Am 5. November 2018 fand beim Verein für europäische Binnenschifffahrt und Wasserstraßen e. V., Duisburg, die Übergabe der Machbarkeitsstudie „Perspektiven für den Einsatz von Wasserstoff als Kraftstoff in der Binnenschifffahrt“ statt.

Die Studie wurde im Rahmen des deutsch-niederländischen Kooperationsprojektes MariGreen unter der Federführung der RWTH Rheinisch-Westfälische Technische Hochschule, Aachen, erarbeitet und durch Sören Tinz, Lehrstuhl für Verbrennungskraftmaschinen der RWTH Aachen, an die Auftraggeber Mariko gemeinnützige GmbH, Leer, und FME, Zoetermeer, überreicht. Neben der RWTH Aachen waren insgesamt sieben Projektpartner beteiligt.
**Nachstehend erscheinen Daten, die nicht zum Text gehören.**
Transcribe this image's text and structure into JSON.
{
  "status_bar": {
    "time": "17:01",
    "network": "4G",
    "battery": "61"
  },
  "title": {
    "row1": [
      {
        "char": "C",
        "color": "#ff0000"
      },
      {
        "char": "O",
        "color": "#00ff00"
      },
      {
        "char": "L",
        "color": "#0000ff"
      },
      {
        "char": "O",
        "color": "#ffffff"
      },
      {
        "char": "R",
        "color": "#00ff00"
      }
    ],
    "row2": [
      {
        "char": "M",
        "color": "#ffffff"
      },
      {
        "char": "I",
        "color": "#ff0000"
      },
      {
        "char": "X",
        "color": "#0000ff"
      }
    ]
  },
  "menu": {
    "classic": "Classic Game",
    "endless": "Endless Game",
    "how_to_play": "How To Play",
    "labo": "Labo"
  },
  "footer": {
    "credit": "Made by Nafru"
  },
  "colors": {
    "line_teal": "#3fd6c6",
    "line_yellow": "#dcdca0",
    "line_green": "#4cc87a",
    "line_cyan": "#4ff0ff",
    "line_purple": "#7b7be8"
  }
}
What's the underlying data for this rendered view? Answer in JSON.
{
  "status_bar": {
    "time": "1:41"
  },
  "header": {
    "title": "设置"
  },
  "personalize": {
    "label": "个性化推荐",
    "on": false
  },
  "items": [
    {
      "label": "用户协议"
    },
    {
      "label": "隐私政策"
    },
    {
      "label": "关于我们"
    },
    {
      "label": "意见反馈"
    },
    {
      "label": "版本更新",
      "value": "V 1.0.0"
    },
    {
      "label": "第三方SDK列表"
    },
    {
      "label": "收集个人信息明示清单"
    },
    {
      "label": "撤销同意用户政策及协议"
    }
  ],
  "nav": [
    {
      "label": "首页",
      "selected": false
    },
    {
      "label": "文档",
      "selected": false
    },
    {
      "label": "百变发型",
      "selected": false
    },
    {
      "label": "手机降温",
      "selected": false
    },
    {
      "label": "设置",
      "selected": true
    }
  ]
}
Dazu zählen das DST Entwicklungszentrum für Schiffstechnik und Transportsysteme, abh Ingenieur-Technik GmbH, ESF Electric Ship Facilities BV, Delft University of Technology, Eindhoven University of Technology, Hochschule Emden/Leer Fachbereich Seefahrt und der Verein für europäische Binnenschifffahrt und Wasserstraßen. Herausgearbeitet wurden die Entwicklungstrends und -perspektiven der Wasserstoffverwendung in der Binnenschifffahrt.

Während der Einsatz von Wasserstoff aufgrund von mehreren Faktoren für die Schiffsbetreiber derzeit noch nicht wirtschaftlich ist, da die Kosten für die regenerative Wasserstoffproduktion als auch für die Schiffsumrüstung erheblich sind, unterstreicht die Studie die grundsätzliche technische Umsetzbarkeit in vielen Bereichen der Binnenschifffahrt. Diese Einschätzung basiert auf den Analysen der vorhandenen und künftigen Wasserstoffinfrastruktur, diverser Speichertechnologien sowie der Energiewandlung in Brennstoffzellen und Verbrennungsmotoren. Exemplarisch wird dies für vier Binnenschiffstypen (Frachtschiff, Schubverband, Rheinfähre und ein Kabinen-/Passagierschiff) vorgestellt. Ein weiterer Bestandteil der Studie sind die besonderen Anforderungen an die Ausbildungs- und Trainingsmaßnahmen im Umgang mit verschiedenen Wasserstofftechnologien. Darüber hinaus wird die Rechtslage für den Einsatz von Wasserstoff als Treibstoff analysiert und es werden Handlungsempfehlungen formuliert.

Um die Einstiegshürden auf dem Weg zum Einsatz von Wasserstoff als Kraftstoff in der Binnenschifffahrt zu überwinden, empfehlen die Autoren der Studie nachdrücklich die Initiierung, Entwicklung und Förderung von Demonstrationsprojekten, die die technische Machbarkeit praktisch nachweisen. Das Projekt wird im Rahmen des Interreg V A Programms Deutschland-Nederland mit Mitteln des Europäischen Fonds für Regionale Entwicklung (EFRE) sowie durch nationale Kofinanzierungen aus Deutschland und den Niederlanden gefördert.